The goal of the probing questions is for the buyer to be nodding their head up and down, while saying, “YES, YES, YES. These are the exact problems we are facing.” 

But traditional sales reps never get their prospect’s head nodding up and down in agreement. Why? Because they go right into the software’s features and hope the buyer will see the value and connect the dots about how it will help them. Unfortunately, modern buyers are not like patients and can’t be prescribed a solution until they trust you understand their problems. They have too many choices and too little time. Therefore, they only want to work with trusted advisors who understand their individual challenges. 

Only the Perspicacious Need Apply

This is why perspicacious is the perfect word for modern selling. Buyers find it difficult, even chaotic, to navigate in this fast-changing environment. In chaos, there is rarely a clear path forward. Change is happening rapidly. Buyers sense the changes but do not want to choose the wrong path forward. For this reason, the sales rep who is quick-sited and penetratingly discerning will be the solution provider modern buyers prefer. The perspicacious sales rep would be able to quickly figure out, from among a hundred things, those things that would make a significant impact on the buyer.

The need for perspicacious and empathetic sales reps has never been greater. The constantly changing business environment creates a volatile, uncertain, complex, and ambiguous future known as VUCA. As proof, 52% of the Fortune 500 companies have gone bankrupt, closed, or no longer exist since 2000, according to Capgemini. It is harder than ever for businesses to keep pace and the ones that cannot keep up, do not survive. This places a huge responsibility on sales leaders to guide organizations, help them reinvent themselves, and disrupt the status quo. 

In Conclusion

Adding a new sales methodology to already overflowing sales techniques may just add confusion to the industry.

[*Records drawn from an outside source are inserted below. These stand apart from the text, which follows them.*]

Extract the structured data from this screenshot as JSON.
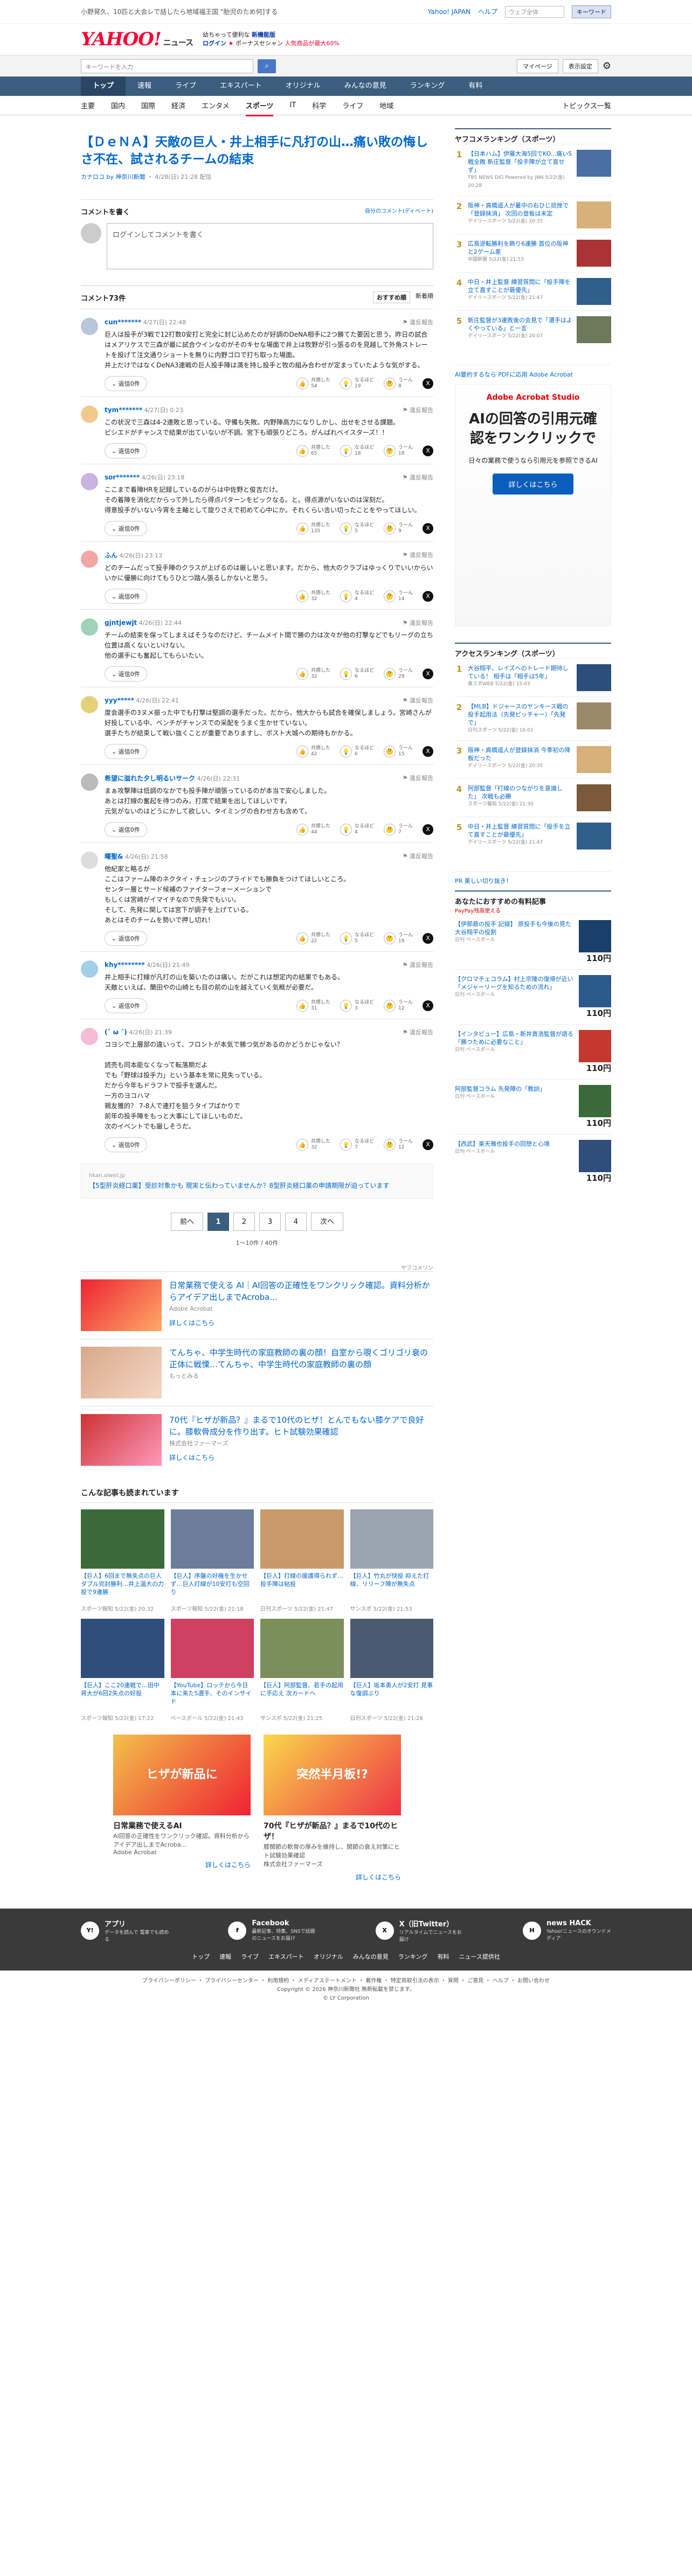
{
  "top": {
    "left": "小野晃久、10匹と大会レで話したら地域福王国 \"胎児のため何]する",
    "yahoo_link": "Yahoo! JAPAN",
    "help": "ヘルプ",
    "search_placeholder": "ウェブ全体",
    "search_btn": "キーワード"
  },
  "brand": {
    "logo": "YAHOO!",
    "logo_sub": "ニュース",
    "line1": "幼ちゃって便利な",
    "line1b": "新機能版",
    "login": "ログイン",
    "line2": "ポーナスセシャン",
    "line2b": "人気商品が最大60%"
  },
  "searchrow": {
    "placeholder": "キーワードを入力",
    "mypage": "マイページ",
    "settings": "表示設定"
  },
  "navmain": [
    "トップ",
    "速報",
    "ライブ",
    "エキスパート",
    "オリジナル",
    "みんなの意見",
    "ランキング",
    "有料"
  ],
  "navmain_active": 0,
  "navsub": [
    "主要",
    "国内",
    "国際",
    "経済",
    "エンタメ",
    "スポーツ",
    "IT",
    "科学",
    "ライフ",
    "地域"
  ],
  "navsub_active": 5,
  "navsub_tail": "トピックス一覧",
  "article": {
    "title": "【ＤｅＮＡ】天敵の巨人・井上相手に凡打の山…痛い敗の悔しさ不在、試されるチームの結束",
    "source": "カナロコ by 神奈川新聞",
    "date": "4/28(日) 21:28 配信"
  },
  "comment_box": {
    "title": "コメントを書く",
    "link": "自分のコメント(ディベート)",
    "placeholder": "ログインしてコメントを書く"
  },
  "comments_head": {
    "title": "コメント73件",
    "sort_a": "おすすめ順",
    "sort_b": "新着順"
  },
  "labels": {
    "reply": "返信0件",
    "report": "違反報告",
    "react1": "共感した",
    "react2": "なるほど",
    "react3": "うーん"
  },
  "comments": [
    {
      "user": "cun*******",
      "date": "4/27(日) 22:48",
      "text": "巨人は投手が3戦で12打数0安打と完全に封じ込めたのが好調のDeNA相手に2つ勝てた要因と思う。昨日の試合はメアリケスで三森が最に試合ウインなのがそのキセな場面で井上は牧野が引っ張るのを見越して外角ストレートを投げて注文通りショートを無りに内野ゴロで打ち取った場面。\n井上だけではなくDeNA3連戦の巨人投手陣は満を持し投手と牧の組み合わせが定まっていたような気がする。",
      "r1": "54",
      "r2": "19",
      "r3": "8"
    },
    {
      "user": "tym*******",
      "date": "4/27(日) 0:23",
      "text": "この状況で三森は4-2連敗と思っている。守備も失敗。内野陣高力になりしかし、出せをさせる課題。\nビシエドがチャンスで結果が出ていないが不調。宮下も頑張りどころ。がんばれベイスターズ！！",
      "r1": "65",
      "r2": "18",
      "r3": "18"
    },
    {
      "user": "sor*******",
      "date": "4/26(日) 23:18",
      "text": "ここまで着陣HRを記録しているのがらは中佐野と俊吉だけ。\nその着陣を消化だからって外したら得点パターンをビックなる。と。得点源がいないのは深刻だ。\n得意投手がいない今宵を主軸として旋りさえで初めて心中にか。それくらい言い切ったことをやってほしい。",
      "r1": "135",
      "r2": "5",
      "r3": "9"
    },
    {
      "user": "ふん",
      "date": "4/26(日) 23:13",
      "text": "どのチームだって投手陣のクラスが上げるのは厳しいと思います。だから、他大のクラブはゆっくりでいいからいいかに優勝に向けてもうひとつ踏ん張るしかないと思う。",
      "r1": "32",
      "r2": "4",
      "r3": "14"
    },
    {
      "user": "gjntjewjt",
      "date": "4/26(日) 22:44",
      "text": "チームの結束を保ってしまえばそうなのだけど、チームメイト間で勝の力は次々が他の打撃などでもリーグの立ち位置は高くないといけない。\n他の選手にも奮起してもらいたい。",
      "r1": "32",
      "r2": "6",
      "r3": "29"
    },
    {
      "user": "yyy*****",
      "date": "4/26(日) 22:41",
      "text": "度会選手の3ヌメ振った中でも打撃は堅調の選手だった。だから、他大からも試合を確保しましょう。宮崎さんが好投している中、ベンチがチャンスでの采配をうまく生かせていない。\n選手たちが結束して戦い抜くことが重要でありますし、ポスト大城への期待もかかる。",
      "r1": "42",
      "r2": "6",
      "r3": "15"
    },
    {
      "user": "希望に溢れた夕し明るいサーク",
      "date": "4/26(日) 22:31",
      "text": "まぁ攻撃陣は低調のなかでも投手陣が頑張っているのが本当で安心しました。\nあとは打線の奮起を待つのみ。打席で結果を出してほしいです。\n元気がないのはどうにかして欲しい、タイミングの合わせ方も含めて。",
      "r1": "44",
      "r2": "4",
      "r3": "7"
    },
    {
      "user": "曙聖&",
      "date": "4/26(日) 21:58",
      "text": "他紀家と略るが\nここはファーム陣のネクタイ・チェンジのプライドでも勝負をつけてほしいところ。\nセンター層とサード候補のファイターフォーメーションで\nもしくは宮崎がイマイチなので先発でもいい。\nそして、先発に関しては宮下が調子を上げている。\nあとはそのチームを勢いで押し切れ！",
      "r1": "22",
      "r2": "5",
      "r3": "19"
    },
    {
      "user": "khy********",
      "date": "4/26(日) 21:49",
      "text": "井上相手に打線が凡打の山を築いたのは痛い。だがこれは想定内の結果でもある。\n天敵といえば、蘭田やの山崎とも目の前の山を越えていく気概が必要だ。",
      "r1": "31",
      "r2": "3",
      "r3": "12"
    },
    {
      "user": "(ˆ ω ˆ)",
      "date": "4/26(日) 21:39",
      "text": "コヨシで上層部の違いって、フロントが本気で勝つ気があるのかどうかじゃない？\n\n読売も同本能なくなって転落期だよ\nでも「野球は投手力」という基本を常に見失っている。\nだから今年もドラフトで投手を選んだ。\n一方のヨコハマ\n親友獲的？ 7-8人で連打を狙うタイプばかりで\n前年の投手陣をもっと大事にしてほしいものだ。\n次のイベントでも厳しそうだ。",
      "r1": "32",
      "r2": "7",
      "r3": "12"
    }
  ],
  "notice": {
    "source": "hkan.alwet.jp",
    "text": "【5型肝炎経口薬】受診対象かも 現実と伝わっていませんか？8型肝炎経口薬の申請期限が迫っています"
  },
  "pager": {
    "prev": "前へ",
    "next": "次へ",
    "pages": [
      "1",
      "2",
      "3",
      "4"
    ],
    "count": "1〜10件 / 40件"
  },
  "ads": {
    "label": "ヤフコメリン",
    "items": [
      {
        "title": "日常業務で使える AI｜AI回答の正確性をワンクリック確認。資料分析からアイデア出しまでAcroba...",
        "src": "Adobe Acrobat",
        "more": "詳しくはこちら"
      },
      {
        "title": "てんちゃ、中学生時代の家庭教師の裏の顔！自室から覗くゴリゴリ衰の正体に戦慄…てんちゃ、中学生時代の家庭教師の裏の顔",
        "src": "もっとみる",
        "more": ""
      },
      {
        "title": "70代『ヒザが新品？』まるで10代のヒザ！とんでもない膝ケアで良好に。膝軟骨成分を作り出す。ヒト試験効果確認",
        "src": "株式会社ファーマーズ",
        "more": "詳しくはこちら"
      }
    ]
  },
  "related": {
    "title": "こんな記事も読まれています",
    "items": [
      {
        "t": "【巨人】6回まで無失点の巨人ダブル完封勝利…井上温大の力投で9連勝",
        "s": "スポーツ報知 5/22(金) 20:32"
      },
      {
        "t": "【巨人】序盤の好機を生かせず…巨人打線が10安打も空回り",
        "s": "スポーツ報知 5/22(金) 21:18"
      },
      {
        "t": "【巨人】打線の援護得られず…投手陣は粘投",
        "s": "日刊スポーツ 5/22(金) 21:47"
      },
      {
        "t": "【巨人】竹丸が快投 抑えた打線、リリーフ陣が無失点",
        "s": "サンスポ 5/22(金) 21:53"
      },
      {
        "t": "【巨人】ここ20連戦で…田中将大が6回2失点の好投",
        "s": "スポーツ報知 5/22(金) 17:22"
      },
      {
        "t": "【YouTube】ロッテから今日本に来た5選手、そのインサイド",
        "s": "ベースボール 5/22(金) 21:43"
      },
      {
        "t": "【巨人】阿部監督、若手の起用に手応え 次カードへ",
        "s": "サンスポ 5/22(金) 21:25"
      },
      {
        "t": "【巨人】坂本勇人が2安打 見事な復調ぶり",
        "s": "日刊スポーツ 5/22(金) 21:28"
      }
    ]
  },
  "bigads": [
    {
      "t": "日常業務で使えるAI",
      "d": "AI回答の正確性をワンクリック確認。資料分析からアイデア出しまでAcroba...",
      "src": "Adobe Acrobat",
      "more": "詳しくはこちら",
      "banner": "ヒザが新品に"
    },
    {
      "t": "70代『ヒザが新品？』まるで10代のヒザ！",
      "d": "膝関節の軟骨の厚みを維持し、関節の衰え対策にヒト試験効果確認",
      "src": "株式会社ファーマーズ",
      "more": "詳しくはこちら",
      "banner": "突然半月板!?"
    }
  ],
  "side": {
    "rank_title": "ヤフコメランキング（スポーツ）",
    "ranking": [
      {
        "n": "1",
        "t": "【日本ハム】伊藤大海5回でKO...痛い5戦全敗 新庄監督「投手陣が立て直せず」",
        "s": "TBS NEWS DIG Powered by JNN 5/22(金) 20:28"
      },
      {
        "n": "2",
        "t": "阪神・高橋遥人が暑中の右ひじ捻挫で「登録抹消」 次回の登板は未定",
        "s": "デイリースポーツ 5/22(金) 20:35"
      },
      {
        "n": "3",
        "t": "広島逆転勝利を飾り6連勝 首位の阪神と2ゲーム差",
        "s": "中国新聞 5/22(金) 21:53"
      },
      {
        "n": "4",
        "t": "中日・井上監督 練習質問に「投手陣を立て直すことが最優先」",
        "s": "デイリースポーツ 5/22(金) 21:47"
      },
      {
        "n": "5",
        "t": "新庄監督が3連敗後の会見で「選手はよくやっている」と一言",
        "s": "デイリースポーツ 5/22(金) 20:07"
      }
    ],
    "ad_small": "AI要約するなら PDFに応用 Adobe Acrobat",
    "bigad": {
      "brand": "Adobe Acrobat Studio",
      "h": "AIの回答の引用元確認をワンクリックで",
      "d": "日々の業務で使うなら引用元を参照できるAI",
      "b": "詳しくはこちら"
    },
    "access_title": "アクセスランキング（スポーツ）",
    "access": [
      {
        "n": "1",
        "t": "大谷翔平、レイズへのトレード期待している！ 相手は「相手は5年」",
        "s": "東スポWEB 5/22(金) 15:03"
      },
      {
        "n": "2",
        "t": "【MLB】ドジャースのヤンキース戦の投手起用法（先発ピッチャー）「先発で」",
        "s": "日刊スポーツ 5/22(金) 16:01"
      },
      {
        "n": "3",
        "t": "阪神・高橋遥人が登録抹消 今季初の降板だった",
        "s": "デイリースポーツ 5/22(金) 20:35"
      },
      {
        "n": "4",
        "t": "阿部監督「打線のつながりを意識した」 次戦も必勝",
        "s": "スポーツ報知 5/22(金) 21:30"
      },
      {
        "n": "5",
        "t": "中日・井上監督 練習質問に「投手を立て直すことが最優先」",
        "s": "デイリースポーツ 5/22(金) 21:47"
      }
    ],
    "pr": "PR 美しい切り抜き！",
    "shop_title": "あなたにおすすめの有料記事",
    "shop_sub": "PayPay残高使える",
    "shops": [
      {
        "t": "【伊那鼎の投手 記録】 原投手も今後の見た大谷翔平の役割",
        "s": "日刊 ベースボール",
        "p": "110円"
      },
      {
        "t": "【クロマチェコラム】村上宗隆の復帰が近い「メジャーリーグを知るための流れ」",
        "s": "日刊 ベースボール",
        "p": "110円"
      },
      {
        "t": "【インタビュー】広島・新井貴浩監督が語る「勝つために必要なこと」",
        "s": "日刊 ベースボール",
        "p": "110円"
      },
      {
        "t": "阿部監督コラム 先発陣の「教訓」",
        "s": "日刊 ベースボール",
        "p": "110円"
      },
      {
        "t": "【西武】楽天雅也投手の回想と心境",
        "s": "日刊 ベースボール",
        "p": "110円"
      }
    ]
  },
  "footer": {
    "apps": [
      {
        "ic": "Y!",
        "t": "アプリ",
        "d": "データを読んで 電車でも読める"
      },
      {
        "ic": "f",
        "t": "Facebook",
        "d": "最新記事、特集、SNSで話題のニュースをお届け"
      },
      {
        "ic": "X",
        "t": "X（旧Twitter）",
        "d": "リアルタイムでニュースをお届け"
      },
      {
        "ic": "H",
        "t": "news HACK",
        "d": "Yahoo!ニュースのオウンドメディア"
      }
    ],
    "nav": [
      "トップ",
      "速報",
      "ライブ",
      "エキスパート",
      "オリジナル",
      "みんなの意見",
      "ランキング",
      "有料",
      "ニュース提供社"
    ],
    "links": "プライバシーポリシー ・ プライバシーセンター ・ 利用規約 ・ メディアステートメント ・ 著作権 ・ 特定商取引法の表示 ・ 質問 ・ ご意見 ・ ヘルプ ・ お問い合わせ",
    "copy": "Copyright © 2026 神奈川新聞社 無断転載を禁じます。",
    "corp": "© LY Corporation"
  }
}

We don’t need fancy words or esoteric theories to help our clients. What we need is a deep understanding of our client’s needs and a concise way to articulate our understanding of their challenges. Today’s buyers face numerous pressures and challenges, and they do not want long-winded product pitches when they are searching for insights they can trust.

Trust is the lubricant that drives the modern buyer’s decision-making process. Like Satya Nadella, the CEO of Microsoft, said: “Organizations run on trust.” No matter how sophisticated or promising a solution is, if there’s no trust, there is no sale. On the other hand, if there’s high trust, buyers are willing to open up and collaborate on unlimited opportunities. Perspicacious is just a fancy word for being acutely perceptive with good judgment. Which, when you think about it, is exactly what modern buyers are looking for from their next sales rep.